Interim President and Premier Kurmanbek Bakiev Scores of people stormed Kyrgyzstan's Supreme Court building today and ejected a group of some 50 protesters who had occupied the building since April. Police and security agents were present and appear to have done little to prevent the eviction. The police have since secured the building and cleared it of all protesters.

Prague, 1 June 2005 (RFE/RL) -- Early today a crowd of about 300 people surrounded Kyrgyzstan's Supreme Court building in Bishkek. Inside about 50 people were continuing a protest they started in late April.

As law enforcement officers watched, the crowd outside suddenly rushed the building.

Those inside threw Molotov cocktails and stones at the oncoming crowd, to no avail. The crowd entered the building and proceeded to throw the protesters' possessions -- mattresses, clothing, and other objects -- out of the buildings' windows.
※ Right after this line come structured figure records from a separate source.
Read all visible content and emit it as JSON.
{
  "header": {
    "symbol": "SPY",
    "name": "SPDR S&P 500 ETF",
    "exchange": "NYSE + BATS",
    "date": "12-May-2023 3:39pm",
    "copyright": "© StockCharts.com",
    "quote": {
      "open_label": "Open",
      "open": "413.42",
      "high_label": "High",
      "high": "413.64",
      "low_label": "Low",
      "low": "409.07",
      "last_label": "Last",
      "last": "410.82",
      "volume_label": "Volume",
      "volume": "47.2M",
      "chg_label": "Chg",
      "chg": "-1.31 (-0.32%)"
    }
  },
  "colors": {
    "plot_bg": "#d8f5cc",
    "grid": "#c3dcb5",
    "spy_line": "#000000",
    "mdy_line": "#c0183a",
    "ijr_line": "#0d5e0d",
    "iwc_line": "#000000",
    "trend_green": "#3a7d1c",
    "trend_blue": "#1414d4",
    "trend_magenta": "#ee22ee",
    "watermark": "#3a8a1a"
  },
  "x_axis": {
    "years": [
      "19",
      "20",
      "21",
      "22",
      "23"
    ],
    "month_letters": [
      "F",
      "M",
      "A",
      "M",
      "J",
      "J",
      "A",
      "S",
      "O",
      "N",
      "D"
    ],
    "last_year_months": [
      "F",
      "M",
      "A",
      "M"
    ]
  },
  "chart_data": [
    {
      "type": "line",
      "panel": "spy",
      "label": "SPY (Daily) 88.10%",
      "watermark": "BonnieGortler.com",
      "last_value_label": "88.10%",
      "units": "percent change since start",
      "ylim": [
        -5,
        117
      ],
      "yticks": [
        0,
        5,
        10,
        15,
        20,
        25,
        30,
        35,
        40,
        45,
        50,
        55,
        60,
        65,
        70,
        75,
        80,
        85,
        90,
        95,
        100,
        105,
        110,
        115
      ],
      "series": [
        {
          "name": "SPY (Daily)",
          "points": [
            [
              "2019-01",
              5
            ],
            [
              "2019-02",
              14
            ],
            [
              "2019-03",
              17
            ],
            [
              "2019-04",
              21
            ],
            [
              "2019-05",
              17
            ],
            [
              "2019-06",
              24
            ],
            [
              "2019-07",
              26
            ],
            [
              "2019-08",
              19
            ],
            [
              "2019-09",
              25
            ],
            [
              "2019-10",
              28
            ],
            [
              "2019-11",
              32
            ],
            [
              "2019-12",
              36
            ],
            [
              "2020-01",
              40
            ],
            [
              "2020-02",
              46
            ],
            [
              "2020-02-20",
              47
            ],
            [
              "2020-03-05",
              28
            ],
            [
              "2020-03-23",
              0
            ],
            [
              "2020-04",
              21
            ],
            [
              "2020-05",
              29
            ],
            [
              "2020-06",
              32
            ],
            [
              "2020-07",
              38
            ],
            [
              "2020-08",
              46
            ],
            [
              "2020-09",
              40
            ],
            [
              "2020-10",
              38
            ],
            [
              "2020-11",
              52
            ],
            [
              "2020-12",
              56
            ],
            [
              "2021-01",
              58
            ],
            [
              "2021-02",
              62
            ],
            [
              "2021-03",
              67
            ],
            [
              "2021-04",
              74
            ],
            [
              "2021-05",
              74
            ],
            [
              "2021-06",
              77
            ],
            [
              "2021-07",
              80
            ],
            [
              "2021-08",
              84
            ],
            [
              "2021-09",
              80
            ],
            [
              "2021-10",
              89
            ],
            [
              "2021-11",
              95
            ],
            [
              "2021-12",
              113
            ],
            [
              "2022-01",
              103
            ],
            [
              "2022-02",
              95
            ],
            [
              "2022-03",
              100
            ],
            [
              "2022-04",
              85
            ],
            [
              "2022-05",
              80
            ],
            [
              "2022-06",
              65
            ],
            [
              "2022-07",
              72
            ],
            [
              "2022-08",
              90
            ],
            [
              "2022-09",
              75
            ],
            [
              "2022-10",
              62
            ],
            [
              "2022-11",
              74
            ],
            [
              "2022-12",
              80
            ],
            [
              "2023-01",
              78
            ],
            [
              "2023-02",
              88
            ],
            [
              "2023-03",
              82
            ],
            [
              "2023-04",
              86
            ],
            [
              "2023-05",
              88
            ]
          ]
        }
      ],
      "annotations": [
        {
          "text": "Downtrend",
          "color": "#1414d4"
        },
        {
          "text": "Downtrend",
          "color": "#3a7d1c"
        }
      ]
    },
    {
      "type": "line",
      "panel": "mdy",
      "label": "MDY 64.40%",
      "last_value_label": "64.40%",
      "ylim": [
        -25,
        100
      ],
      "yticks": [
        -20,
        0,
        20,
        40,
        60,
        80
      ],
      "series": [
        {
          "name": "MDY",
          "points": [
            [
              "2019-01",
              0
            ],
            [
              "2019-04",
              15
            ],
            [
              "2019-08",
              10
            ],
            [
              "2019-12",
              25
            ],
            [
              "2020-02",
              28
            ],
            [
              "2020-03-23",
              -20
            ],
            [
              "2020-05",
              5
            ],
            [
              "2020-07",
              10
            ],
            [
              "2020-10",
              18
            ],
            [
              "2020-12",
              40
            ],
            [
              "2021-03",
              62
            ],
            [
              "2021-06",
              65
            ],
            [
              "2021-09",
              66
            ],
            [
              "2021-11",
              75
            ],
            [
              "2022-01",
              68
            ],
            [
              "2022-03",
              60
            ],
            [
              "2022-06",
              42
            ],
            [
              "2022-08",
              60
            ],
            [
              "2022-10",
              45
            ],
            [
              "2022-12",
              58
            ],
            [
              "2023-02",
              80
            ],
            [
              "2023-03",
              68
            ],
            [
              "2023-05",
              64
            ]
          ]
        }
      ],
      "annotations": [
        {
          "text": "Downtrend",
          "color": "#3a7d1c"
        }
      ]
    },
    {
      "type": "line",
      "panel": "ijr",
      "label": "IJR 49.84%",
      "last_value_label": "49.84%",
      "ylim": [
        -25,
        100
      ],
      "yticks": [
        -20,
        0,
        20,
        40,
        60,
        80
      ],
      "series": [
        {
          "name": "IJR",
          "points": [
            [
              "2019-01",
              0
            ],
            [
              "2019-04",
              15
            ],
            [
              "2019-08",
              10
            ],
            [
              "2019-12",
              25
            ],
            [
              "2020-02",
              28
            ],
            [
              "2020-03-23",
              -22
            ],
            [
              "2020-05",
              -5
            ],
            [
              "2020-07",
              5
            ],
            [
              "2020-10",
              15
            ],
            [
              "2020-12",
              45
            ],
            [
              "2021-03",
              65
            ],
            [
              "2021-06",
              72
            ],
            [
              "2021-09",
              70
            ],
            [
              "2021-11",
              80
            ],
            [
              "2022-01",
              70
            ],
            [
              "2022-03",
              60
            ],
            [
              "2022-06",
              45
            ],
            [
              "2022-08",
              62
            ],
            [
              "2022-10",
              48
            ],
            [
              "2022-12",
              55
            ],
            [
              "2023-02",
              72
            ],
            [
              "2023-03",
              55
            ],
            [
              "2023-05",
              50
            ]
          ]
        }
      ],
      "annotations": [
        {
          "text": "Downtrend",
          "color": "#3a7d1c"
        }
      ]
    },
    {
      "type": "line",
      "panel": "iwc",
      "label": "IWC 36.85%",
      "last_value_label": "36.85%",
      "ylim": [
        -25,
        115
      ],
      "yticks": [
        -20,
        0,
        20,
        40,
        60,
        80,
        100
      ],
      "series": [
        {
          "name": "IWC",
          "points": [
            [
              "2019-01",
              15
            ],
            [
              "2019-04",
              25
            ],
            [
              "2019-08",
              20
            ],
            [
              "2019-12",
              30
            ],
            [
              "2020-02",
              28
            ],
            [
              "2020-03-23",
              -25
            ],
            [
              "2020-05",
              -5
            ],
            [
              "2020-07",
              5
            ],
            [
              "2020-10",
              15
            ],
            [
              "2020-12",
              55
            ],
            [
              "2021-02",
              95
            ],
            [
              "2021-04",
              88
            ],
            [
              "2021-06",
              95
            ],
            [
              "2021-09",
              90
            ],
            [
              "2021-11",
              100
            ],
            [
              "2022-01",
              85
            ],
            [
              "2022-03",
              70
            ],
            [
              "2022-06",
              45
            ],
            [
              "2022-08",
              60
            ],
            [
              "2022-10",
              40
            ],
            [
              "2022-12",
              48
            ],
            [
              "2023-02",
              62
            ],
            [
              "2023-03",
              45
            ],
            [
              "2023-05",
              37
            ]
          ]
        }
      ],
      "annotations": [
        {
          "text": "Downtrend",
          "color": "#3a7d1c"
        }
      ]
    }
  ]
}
One of the protesters inside the building for the past several weeks was Kalychan Umaraliyeva. She said a group of people arrived yesterday outside the Supreme Court building and that protesters inside spoke with them and tried to explain what the purpose of the protest was.

"People appeared yesterday, there were fewer of them yesterday. They had some kind of demands and we [the protesters inside] said 'why have you come here?' None of them said anything. We explained to them what started this situation, why we were sitting here (inside the Supreme Court building), what our goals and interests were. We said we were for justice, we want to have a judicial system that satisfies the needs of the people not the desires of the rich."

Those inside the building were protesting the results of parliamentary elections held in February and March of this year. Their candidates were defeated in those elections or disqualified from running and their appeals were rejected by the courts.

International organizations monitoring the elections criticized the poll as unfair and, soon thereafter, when the second round was held in mid-March a popular revolt spread through Kyrgyzstan that led to the ouster of President Askar Akaev.

Akaev fled the country but the deputies elected in that unfair poll remained, as did judges appointed during the Akaev administration.

The protestors who occupied the Supreme Court Building had demanded the dismissal of Supreme Court Chairman Kurmanbek Osmonov and all other Akaev-appointed judges.

Osmonov offered his resignation a month ago but quickly said he had rethought that decision and would remain at his post at least until the 10 July presidential elections.

Umaraliyeva said that some of those in the crowd who evicted her and the others from the Supreme Court today are relatives of Osmonov. She also charged that the eviction had the support of top officials in the new government that replaced Akaev and is headed by acting President and Prime Minister Kurmanbek Bakiev.

"It's clear that Kurmanbek Ergeshavich [Osmonov] is not alone here, that there are certain forces backing him who are in the government, who are sitting in the [Kyrgyz] White House, and it's obvious that they organized [today's storming of the building]."